(713b) Impact of Glycosylation on Structural Properties of Intrinsically Disordered Proteins

Authors: 
Zerze, G. H., Princeton University
Mittal, J., Lehigh University

Glycosylation is one of the most common post-translational modifications (PTMs) of proteins, which provides large proteome diversity. Previous works on glycosylation of globular proteins have revealed remarkable effects of glycosylation on protein function, altering the folding stability and structure and/or altering the protein surface, which affects the binding characteristics of proteins. Intrinsically disordered proteins (IDPs) are a broad class of proteins, which do not fold to a single three-dimensional structure under physiological conditions. They are also frequently glycosylated, yet how glycosylation affects their function remain to be elucidated: Does glycosylation affect IDP structure or binding characteristics or both? In this work, we particularly address the structural effects of glycosylation by investigating glycosylated and unglycosylated forms of two different IDPs, tau174-183 fragment and full-length human amylin (37 residues) by long replica exchange molecular dynamics simulations. Employing the current state-of-the-art all-atom models for proteins and glycans in conjunction with explicit water, we simulate these IDPs in aqueous solution for O-linked glycosylated and unglycosylated forms.
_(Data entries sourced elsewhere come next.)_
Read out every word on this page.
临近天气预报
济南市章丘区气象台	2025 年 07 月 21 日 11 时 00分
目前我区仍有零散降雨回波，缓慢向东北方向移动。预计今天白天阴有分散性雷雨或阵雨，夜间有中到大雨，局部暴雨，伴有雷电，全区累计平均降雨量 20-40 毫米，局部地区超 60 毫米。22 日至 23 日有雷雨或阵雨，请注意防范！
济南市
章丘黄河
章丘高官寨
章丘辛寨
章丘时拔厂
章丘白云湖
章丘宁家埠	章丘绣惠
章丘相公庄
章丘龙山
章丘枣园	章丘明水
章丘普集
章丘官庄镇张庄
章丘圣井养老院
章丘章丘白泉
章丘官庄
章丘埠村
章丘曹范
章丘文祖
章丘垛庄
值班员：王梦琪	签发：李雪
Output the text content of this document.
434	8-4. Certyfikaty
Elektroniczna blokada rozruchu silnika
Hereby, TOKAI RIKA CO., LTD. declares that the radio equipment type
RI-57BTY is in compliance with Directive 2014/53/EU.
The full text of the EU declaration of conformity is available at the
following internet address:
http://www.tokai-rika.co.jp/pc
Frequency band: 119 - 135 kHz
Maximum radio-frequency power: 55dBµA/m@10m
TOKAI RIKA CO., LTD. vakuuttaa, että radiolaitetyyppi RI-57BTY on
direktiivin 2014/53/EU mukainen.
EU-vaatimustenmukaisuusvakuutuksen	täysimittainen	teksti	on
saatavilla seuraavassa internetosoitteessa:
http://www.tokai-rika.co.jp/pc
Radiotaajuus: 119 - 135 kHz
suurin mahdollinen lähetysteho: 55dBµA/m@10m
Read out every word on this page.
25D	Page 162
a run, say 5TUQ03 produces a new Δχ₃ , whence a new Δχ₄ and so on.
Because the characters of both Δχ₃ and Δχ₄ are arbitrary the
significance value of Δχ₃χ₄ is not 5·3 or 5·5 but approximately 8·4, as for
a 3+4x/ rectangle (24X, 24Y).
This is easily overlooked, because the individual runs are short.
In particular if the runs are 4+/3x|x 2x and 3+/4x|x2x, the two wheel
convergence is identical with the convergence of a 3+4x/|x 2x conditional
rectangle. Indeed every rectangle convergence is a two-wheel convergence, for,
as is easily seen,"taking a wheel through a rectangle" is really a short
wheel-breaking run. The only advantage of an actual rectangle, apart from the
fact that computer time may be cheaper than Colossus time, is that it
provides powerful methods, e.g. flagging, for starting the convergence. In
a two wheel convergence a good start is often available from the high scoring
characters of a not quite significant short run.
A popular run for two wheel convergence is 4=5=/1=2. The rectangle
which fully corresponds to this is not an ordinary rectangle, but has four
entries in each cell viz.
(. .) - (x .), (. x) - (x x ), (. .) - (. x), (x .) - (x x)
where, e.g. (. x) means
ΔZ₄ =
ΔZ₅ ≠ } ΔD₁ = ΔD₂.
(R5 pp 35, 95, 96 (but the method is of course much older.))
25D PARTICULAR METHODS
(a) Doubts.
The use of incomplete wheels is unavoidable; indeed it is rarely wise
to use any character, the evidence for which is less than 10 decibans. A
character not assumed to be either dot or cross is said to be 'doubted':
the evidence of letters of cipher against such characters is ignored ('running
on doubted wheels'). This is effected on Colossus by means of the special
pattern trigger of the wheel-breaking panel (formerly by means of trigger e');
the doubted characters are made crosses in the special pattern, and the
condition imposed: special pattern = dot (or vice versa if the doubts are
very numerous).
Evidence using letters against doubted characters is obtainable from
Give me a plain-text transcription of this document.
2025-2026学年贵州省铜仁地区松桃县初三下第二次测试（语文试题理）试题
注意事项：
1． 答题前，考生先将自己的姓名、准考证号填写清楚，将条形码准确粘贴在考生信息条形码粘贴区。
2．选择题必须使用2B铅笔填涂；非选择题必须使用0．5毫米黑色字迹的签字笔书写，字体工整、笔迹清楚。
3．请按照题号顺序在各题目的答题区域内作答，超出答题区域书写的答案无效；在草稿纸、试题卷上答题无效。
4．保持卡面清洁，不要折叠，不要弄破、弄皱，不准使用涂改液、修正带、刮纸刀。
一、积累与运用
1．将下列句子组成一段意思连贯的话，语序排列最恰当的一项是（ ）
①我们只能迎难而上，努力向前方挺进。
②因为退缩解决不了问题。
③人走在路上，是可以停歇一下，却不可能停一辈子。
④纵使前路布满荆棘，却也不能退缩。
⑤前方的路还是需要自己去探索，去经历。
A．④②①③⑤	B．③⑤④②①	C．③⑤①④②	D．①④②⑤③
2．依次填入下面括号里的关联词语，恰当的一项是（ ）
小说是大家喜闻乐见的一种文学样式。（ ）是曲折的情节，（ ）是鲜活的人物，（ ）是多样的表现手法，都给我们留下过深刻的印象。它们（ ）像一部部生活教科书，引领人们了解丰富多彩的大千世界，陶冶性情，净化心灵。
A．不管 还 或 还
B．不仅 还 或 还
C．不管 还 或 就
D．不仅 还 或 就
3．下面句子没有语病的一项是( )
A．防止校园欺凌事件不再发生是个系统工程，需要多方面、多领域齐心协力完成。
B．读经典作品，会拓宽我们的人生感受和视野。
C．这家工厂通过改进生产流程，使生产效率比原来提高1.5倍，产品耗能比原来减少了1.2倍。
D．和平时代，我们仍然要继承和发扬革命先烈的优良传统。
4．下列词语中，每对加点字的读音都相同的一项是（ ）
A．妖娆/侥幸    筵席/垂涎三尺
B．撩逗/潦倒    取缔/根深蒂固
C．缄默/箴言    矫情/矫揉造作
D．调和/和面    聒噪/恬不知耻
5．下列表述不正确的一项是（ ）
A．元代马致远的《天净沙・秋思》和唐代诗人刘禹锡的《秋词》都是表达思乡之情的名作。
By calculating the per-residue secondary structure and distance characteristics, we find that glycosylation impose only modest changes on disordered structural ensembles of IDPs for one of the protein models (Amber03*). On the other hand, with the other protein model (Charmm36) we find that glycosylation can completely destabilize a metastable beta-sheet conformation of amylin introducing a significant disorder, which might have substantial implications for functional properties and aggregation characteristics of IDPs.